Variable size partition mechanism
Memory is divided into variable size blocks for map exchange management
- A base address and a variable size boundary are required. The variable size boundary is used for cross-border protection.
- Actual address, physical address = a chip base address + virtual address
The advantage of this strategy is that there is no internal memory fragmentation and the allocation is just enough for the process. However, the disadvantage is that fragments will be generated in the dynamic process of loading and unloading.
Paging mechanism uses fixed size partition for mapping management in both virtual memory space and physical memory space.
- From the application (process) point of view, memory is the virtual address space of consecutive 0-n pages.

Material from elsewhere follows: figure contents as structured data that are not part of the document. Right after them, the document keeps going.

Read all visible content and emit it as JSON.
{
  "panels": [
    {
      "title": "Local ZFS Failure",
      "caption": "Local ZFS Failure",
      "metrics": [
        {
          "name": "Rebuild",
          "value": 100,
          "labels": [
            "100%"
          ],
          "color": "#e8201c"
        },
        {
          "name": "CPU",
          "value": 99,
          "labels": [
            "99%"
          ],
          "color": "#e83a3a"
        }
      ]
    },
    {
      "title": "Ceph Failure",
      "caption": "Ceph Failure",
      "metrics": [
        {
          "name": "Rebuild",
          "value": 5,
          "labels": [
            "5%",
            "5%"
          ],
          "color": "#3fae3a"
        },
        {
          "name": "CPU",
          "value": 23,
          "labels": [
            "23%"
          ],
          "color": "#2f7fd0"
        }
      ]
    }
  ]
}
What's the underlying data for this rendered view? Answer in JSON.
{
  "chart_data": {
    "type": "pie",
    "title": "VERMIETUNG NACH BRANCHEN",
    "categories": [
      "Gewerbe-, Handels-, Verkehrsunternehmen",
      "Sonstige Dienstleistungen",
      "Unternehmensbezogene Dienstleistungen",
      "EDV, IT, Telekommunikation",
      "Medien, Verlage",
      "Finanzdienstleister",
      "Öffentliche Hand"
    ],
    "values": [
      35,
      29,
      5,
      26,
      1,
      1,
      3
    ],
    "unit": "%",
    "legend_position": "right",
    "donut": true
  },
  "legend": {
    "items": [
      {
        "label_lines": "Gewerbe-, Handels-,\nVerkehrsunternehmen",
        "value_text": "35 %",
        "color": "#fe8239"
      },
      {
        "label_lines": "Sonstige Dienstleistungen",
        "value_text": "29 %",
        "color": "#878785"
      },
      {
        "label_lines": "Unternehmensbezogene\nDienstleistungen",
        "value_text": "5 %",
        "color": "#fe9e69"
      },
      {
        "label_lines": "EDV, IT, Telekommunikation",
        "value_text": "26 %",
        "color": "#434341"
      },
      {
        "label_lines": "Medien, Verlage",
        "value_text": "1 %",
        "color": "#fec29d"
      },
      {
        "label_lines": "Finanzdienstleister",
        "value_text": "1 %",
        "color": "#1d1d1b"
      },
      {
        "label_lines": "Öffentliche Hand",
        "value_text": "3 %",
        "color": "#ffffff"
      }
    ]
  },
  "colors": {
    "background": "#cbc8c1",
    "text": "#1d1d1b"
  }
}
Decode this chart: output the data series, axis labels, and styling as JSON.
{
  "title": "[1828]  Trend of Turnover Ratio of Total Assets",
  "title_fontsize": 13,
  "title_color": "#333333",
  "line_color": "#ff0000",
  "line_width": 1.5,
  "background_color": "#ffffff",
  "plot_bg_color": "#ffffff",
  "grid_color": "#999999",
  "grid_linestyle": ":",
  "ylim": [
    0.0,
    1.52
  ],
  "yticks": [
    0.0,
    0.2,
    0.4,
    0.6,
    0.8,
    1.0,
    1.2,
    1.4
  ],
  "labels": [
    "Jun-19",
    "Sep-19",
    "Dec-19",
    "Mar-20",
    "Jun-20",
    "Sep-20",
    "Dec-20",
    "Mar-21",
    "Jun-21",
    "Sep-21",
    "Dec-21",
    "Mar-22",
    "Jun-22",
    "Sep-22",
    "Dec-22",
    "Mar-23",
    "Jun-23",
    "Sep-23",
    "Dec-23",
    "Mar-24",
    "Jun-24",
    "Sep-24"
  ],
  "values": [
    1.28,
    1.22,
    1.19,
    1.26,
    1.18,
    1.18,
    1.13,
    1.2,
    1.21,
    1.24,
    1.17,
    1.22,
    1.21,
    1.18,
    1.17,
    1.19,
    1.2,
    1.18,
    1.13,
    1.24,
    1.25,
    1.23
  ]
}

- From the perspective of physical memory, memory pages are scattered throughout the physical storage
- This mapping relationship is invisible to the application and hides the implementation details.
How is paging addressed? The design concept introduced here, the specific processor implementation has subtle differences
- The virtual address consists of two parts:Virtual paging numberas well asOffset
- Virtual page serial number VPNyesPage tableIndex of
- Page tableMaintainedPage frame number (PFN)
- Physical address byPFN::OffsetAnalysis.
Take a chestnut, as shown in the following figure:
We haven’t found the specific physical address yet. Let’s take a look at the complete parsing example
How to manage page tables
For the 32-bit address space, assuming 4K is the page size, the page table size is 100MB, which is a big overhead for page table query. So how to reduce the cost? In fact, only a small part of the actual address space needs to be mapped. Then, based on the first level page mechanism, the multi-level page table mechanism is extended.
Take the secondary paging mechanism as an example
Single level page table already has a lot of cost, such as querying page table and fetching data, while secondary paging mechanism, because it needs to query page table twice, will double the cost. So how to improve efficiency? In fact, the concept mentioned above has not yet described TLB in depth. The translation work is cached by hardware cache, which is the meaning of TLB.
- TLB translates virtual pages into PTE, which can be done in a single cycle instruction.
- TLB is implemented by hardware
- Full Association cache (find all entries in parallel)
- The cache index is a virtual page number
- The cache content is PTE
- From PTE + offset, the physical address can be calculated directly
Who is responsible for loading TLB? There are two strategies to choose from here:
- It is loaded by the operating system. The operating system finds the corresponding PTE and loads it to TLB. The format is flexible.
- MMU hardware is responsible for maintaining the page table by the operating system. MMU directly accesses the page table. The page table format strictly depends on the hardware design format.
To sum up
From the general development of the computer to understand the general development strategy of memory management, how to derive the MMU, as well as the differences between fixed fragmentation management, variable fragmentation management and other different mechanisms, and finally derived the single-level paging management mechanism, multi-level paging management mechanism, the role of TLB. This paper describes the birth and mechanism of MMU from a relatively easy to understand concept, but ignores the implementation details of the processor. As a more in-depth understanding of the working mechanism of MMU in concept, it is still a simple and easy to understand article.
The article is from WeChat official account: embedded Inn, more contents, please pay attention to my official account, strictly prohibit commercial use, and illegal.